The outlook for Ontario’s long term debt has been upgraded from “negative” to “stable” by Moody’s Investors Service.
The agency also maintained the province’s debt rating at Aa2, the third-highest rating for long-term debt.
The Province’s debt rating had been sitting at ”negative” since July 2014, when it was downgraded due to skepticism that the province could eliminate the deficit by 2017-18.
However speaking of the revised outlook, Moody’s Investor Services vice president Michael Yake said “the stable outlook on the Province of Ontario’s ratings reflects our opinion that the province has presented a budget plan with little risk that the debt burden will exceed recent levels.”
They also forecast Ontario’s debt to “fall marginally across the medium-term and, as importantly, for interest expense to remain manageable as well.”

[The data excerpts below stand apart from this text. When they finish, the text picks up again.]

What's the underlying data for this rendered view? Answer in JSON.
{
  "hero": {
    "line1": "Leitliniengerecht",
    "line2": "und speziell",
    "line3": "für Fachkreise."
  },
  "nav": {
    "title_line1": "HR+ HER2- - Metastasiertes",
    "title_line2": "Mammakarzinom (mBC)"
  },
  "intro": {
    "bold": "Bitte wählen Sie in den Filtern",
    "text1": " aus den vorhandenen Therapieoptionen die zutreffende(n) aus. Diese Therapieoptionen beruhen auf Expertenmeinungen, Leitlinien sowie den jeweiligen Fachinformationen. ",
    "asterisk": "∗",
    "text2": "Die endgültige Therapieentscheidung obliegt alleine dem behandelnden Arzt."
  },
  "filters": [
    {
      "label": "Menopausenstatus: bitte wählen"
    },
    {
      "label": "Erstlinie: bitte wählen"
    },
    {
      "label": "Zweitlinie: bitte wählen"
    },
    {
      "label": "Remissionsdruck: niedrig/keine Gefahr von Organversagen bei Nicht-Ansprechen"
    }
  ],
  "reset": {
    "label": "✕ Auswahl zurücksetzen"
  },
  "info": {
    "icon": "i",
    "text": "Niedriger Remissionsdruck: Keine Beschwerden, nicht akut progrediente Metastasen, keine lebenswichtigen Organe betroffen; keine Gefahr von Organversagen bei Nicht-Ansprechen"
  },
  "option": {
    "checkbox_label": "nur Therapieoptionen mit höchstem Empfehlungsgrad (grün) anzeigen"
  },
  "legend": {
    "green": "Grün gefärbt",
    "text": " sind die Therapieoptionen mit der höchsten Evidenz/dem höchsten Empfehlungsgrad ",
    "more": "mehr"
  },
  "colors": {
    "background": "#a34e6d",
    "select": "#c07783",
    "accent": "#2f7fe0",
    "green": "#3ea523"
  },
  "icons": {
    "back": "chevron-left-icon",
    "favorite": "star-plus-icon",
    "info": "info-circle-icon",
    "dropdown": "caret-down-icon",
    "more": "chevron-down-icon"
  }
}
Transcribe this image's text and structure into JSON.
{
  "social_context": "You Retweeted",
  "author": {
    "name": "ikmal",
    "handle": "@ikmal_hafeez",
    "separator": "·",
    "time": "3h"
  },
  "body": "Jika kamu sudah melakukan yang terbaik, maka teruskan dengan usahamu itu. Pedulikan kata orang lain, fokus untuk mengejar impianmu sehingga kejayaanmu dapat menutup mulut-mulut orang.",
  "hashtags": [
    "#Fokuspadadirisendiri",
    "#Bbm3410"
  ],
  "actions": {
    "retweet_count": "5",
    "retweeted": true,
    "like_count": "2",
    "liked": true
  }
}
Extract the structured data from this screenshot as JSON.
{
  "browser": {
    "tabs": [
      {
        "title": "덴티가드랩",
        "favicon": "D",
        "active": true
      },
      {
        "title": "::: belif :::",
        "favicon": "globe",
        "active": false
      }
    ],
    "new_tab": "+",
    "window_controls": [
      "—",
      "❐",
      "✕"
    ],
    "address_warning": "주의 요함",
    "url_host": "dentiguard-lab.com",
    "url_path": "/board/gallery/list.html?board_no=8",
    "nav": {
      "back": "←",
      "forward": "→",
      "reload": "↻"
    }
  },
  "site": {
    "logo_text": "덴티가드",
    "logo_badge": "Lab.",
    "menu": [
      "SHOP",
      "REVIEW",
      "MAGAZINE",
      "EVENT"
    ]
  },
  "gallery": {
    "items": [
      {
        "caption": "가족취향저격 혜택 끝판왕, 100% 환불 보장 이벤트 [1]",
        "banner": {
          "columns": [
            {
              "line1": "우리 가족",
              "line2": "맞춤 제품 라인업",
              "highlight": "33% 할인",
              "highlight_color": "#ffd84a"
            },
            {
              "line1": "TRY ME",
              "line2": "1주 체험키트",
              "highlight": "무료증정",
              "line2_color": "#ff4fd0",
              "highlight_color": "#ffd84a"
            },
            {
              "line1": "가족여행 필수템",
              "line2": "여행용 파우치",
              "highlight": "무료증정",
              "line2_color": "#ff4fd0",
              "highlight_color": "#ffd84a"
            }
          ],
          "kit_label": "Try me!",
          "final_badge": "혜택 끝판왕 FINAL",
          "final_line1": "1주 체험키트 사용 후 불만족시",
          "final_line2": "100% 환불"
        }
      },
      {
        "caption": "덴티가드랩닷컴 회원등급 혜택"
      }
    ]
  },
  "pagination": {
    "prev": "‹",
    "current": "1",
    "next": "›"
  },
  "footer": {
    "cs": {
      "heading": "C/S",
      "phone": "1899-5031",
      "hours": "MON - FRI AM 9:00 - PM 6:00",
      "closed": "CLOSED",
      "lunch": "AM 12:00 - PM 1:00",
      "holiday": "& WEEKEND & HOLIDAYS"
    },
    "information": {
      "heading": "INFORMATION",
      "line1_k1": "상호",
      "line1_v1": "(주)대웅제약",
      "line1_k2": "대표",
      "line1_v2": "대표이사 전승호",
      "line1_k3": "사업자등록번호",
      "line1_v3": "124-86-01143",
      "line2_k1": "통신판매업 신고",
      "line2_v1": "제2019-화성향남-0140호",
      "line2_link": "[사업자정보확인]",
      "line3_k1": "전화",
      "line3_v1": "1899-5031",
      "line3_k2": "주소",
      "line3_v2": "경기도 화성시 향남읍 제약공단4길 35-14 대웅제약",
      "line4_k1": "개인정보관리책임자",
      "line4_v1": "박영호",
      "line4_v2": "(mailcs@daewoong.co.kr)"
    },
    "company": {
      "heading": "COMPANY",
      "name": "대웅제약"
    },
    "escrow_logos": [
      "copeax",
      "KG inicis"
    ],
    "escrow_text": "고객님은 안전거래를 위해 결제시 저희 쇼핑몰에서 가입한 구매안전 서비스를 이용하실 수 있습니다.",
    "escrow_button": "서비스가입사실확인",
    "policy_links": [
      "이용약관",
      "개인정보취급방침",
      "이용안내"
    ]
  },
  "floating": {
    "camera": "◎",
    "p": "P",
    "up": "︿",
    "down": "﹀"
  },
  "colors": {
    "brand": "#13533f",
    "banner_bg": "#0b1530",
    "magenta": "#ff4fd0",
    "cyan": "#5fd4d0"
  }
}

The upgrade has been welcomed by Provincial Finance Minister, Charles Sousa who in a statement issued on Tuesday evening said ”Moody’s outlook change reflects its confidence in our government’s plan to grow Ontario’s economy and create jobs for Ontarians.”
He added that ”our government remains on track to eliminate the deficit by 2017-18, and remain balanced in 2018-19. Ontario is once again projected to beat its deficit target for the seventh year in a row. By continuing to beat our fiscal targets, Ontario’s accumulated deficit is $30 billion lower than it otherwise would have been.”